C. Racial Disparities in Sentencing
African-American males are perpetually being incarcerated at an alarming rate, particularly young African-American males. As stated earlier, one study has determined that 1 in 4 African-American males between the ages of 20-29 is a participant in the criminal justice system, e.g., prison, jail, on probation or parole, whereas for white males in the same age group, the ratio is 1 in 16. Ironically, African-American males make up only 6% of the United States' population, yet make up approximately 44% of jail inmates. Moreover, the Federal Government reports that every young African-American male has a 50% chance of being incarcerated during his lifetime. Are these disparities attributable to African-American males committing more crimes, thus justifying incarceration at a higher rate than white males? Or is there a deeper explanation? There are a number of factors which impact the rate of incarceration of African-American males. Those factors admittedly include the type, kind, and number of criminal activities African-American males commit. However, racial disparities in sentencing practices and policies of the criminal justice system also contribute to the disproportionate number of African-American males in jail.
A number of studies suggest that African-American defendants are more likely to be incarcerated and receive more severe penalties when the victims and the judge are white. Even more shocking is a study conducted by the Federal Judicial Center which reported that, in 1990, blacks received an average of 49% higher sentences than whites in cases involving drug trafficking with possession of a firearm. In 1984, the average sentence for blacks was 28% higher than the average sentence for whites. Similarly, the median sentences for African-American males in state prisons are longer than for white prisoners who also committed violent and drug-related crimes.
In 1984, Congress enacted the Sentencing Reform Act of 1984, which established the United States Sentencing Commission (“Sentencing Commission”). The Sentencing Commission was delegated with authority to promulgate sentencing guidelines for federal courts. In 1987, the Sentencing Commission promulgated the Federal Sentencing Guidelines (“Sentencing Guidelines”), in part, to eliminate racial disparity in sentencing. To accomplish this goal, most of the judges' discretion in sentencing was removed. In its place, the guidelines established minimum sentences for certain offenses.
Approximately five years later, the U.S. General Accounting Office (“GAO”) issued a report indicating that due to “data limitation . . . [it is] impossible to know how effective the Federal Sentencing Guidelines . . . have been in reducing racial and other disparities in the sentences given to similar offenders for similar crimes.” The GAO report, however, indicates that in some areas of the Sentencing Guidelines there are still disparities in sentencing between blacks and whites for the same offense. Further, the GAO report suggests that the way prosecutors plea-bargain with defendants may adversely impact blacks and interfere with the Sentencing Commission's mission of eliminating disparity based on race.
In 1993, the Justice Department released a report which examined whether there were racial and ethnic disparities imposed on federal offenders before and after the guidelines became fully effective. The study found in part that:
During 1986-1988, before full implementation of sentencing guidelines, white, black and Hispanic offenders received similar sentences, on average, in [f]ederal district courts.

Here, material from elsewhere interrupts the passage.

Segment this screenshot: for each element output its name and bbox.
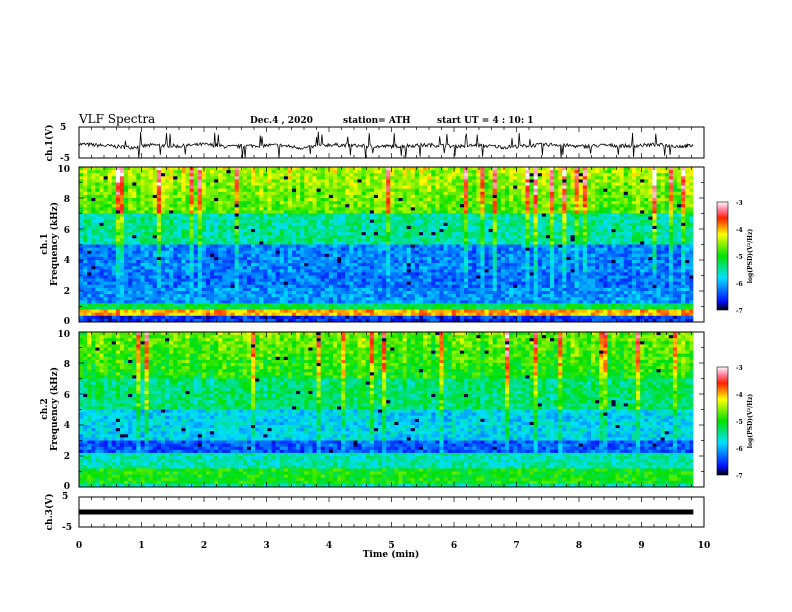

Among [f]ederal offenders sentenced under guidelines from January 20, 1989 to June 30, 1990, there were substantial aggregate differences in sentences imposed on white, black, and Hispanic offenders.
During this period, 85% of Hispanic offenders and 78% of black offenders were sentenced to imprisonment, compared with 72% of white offenders.
On average, black offenders sentenced to prison during this period had imposed sentences that were 41% longer than for whites (21 months longer).
A number of states are also researching whether there are racial disparities in state court sentencing. For example, the Minnesota Sentencing Guideline Commission reported that during the 1980's, the number of blacks arrested for narcotics rose by 500%, while the arrest rate for whites for the same offenses rose 30%. This disparity in arrest rates between blacks and whites correlates to a disparity between sentences given to blacks and whites by the courts. The Minnesota Commission also reported the following number of offenders sentenced for felony convictions: “Between 1981 and 1991, the number of cases increased 42% for whites; 53% for American Indians; 204% for African Americans; and 388% for other races. Over half of the increase for African-Americans has occurred since 1987.”
There have been a number of constitutional challenges in court to various provisions of the Sentencing Guidelines, particularly the provision which requires a much stiffer penalty for crack cocaine versus powder cocaine. More blacks are charged with possession of crack cocaine than powder cocaine. This leads to blacks being incarcerated more often and receiving greater penalties. In United States v. Majied, a federal district court deviated from the Sentencing Guidelines because young African-American males were disproportionately impacted by the requirement that they receive a harsher sentence for distribution and possession of crack cocaine. On appeal, the Eighth Circuit vacated the lower court's decision to impose a lesser sentence than was mandated by the Sentencing Guidelines. Even though the courts recognize that blacks are disproportionately impacted by the Sentencing Guidelines, they nevertheless have refused to find any provision of the statute unconstitutional.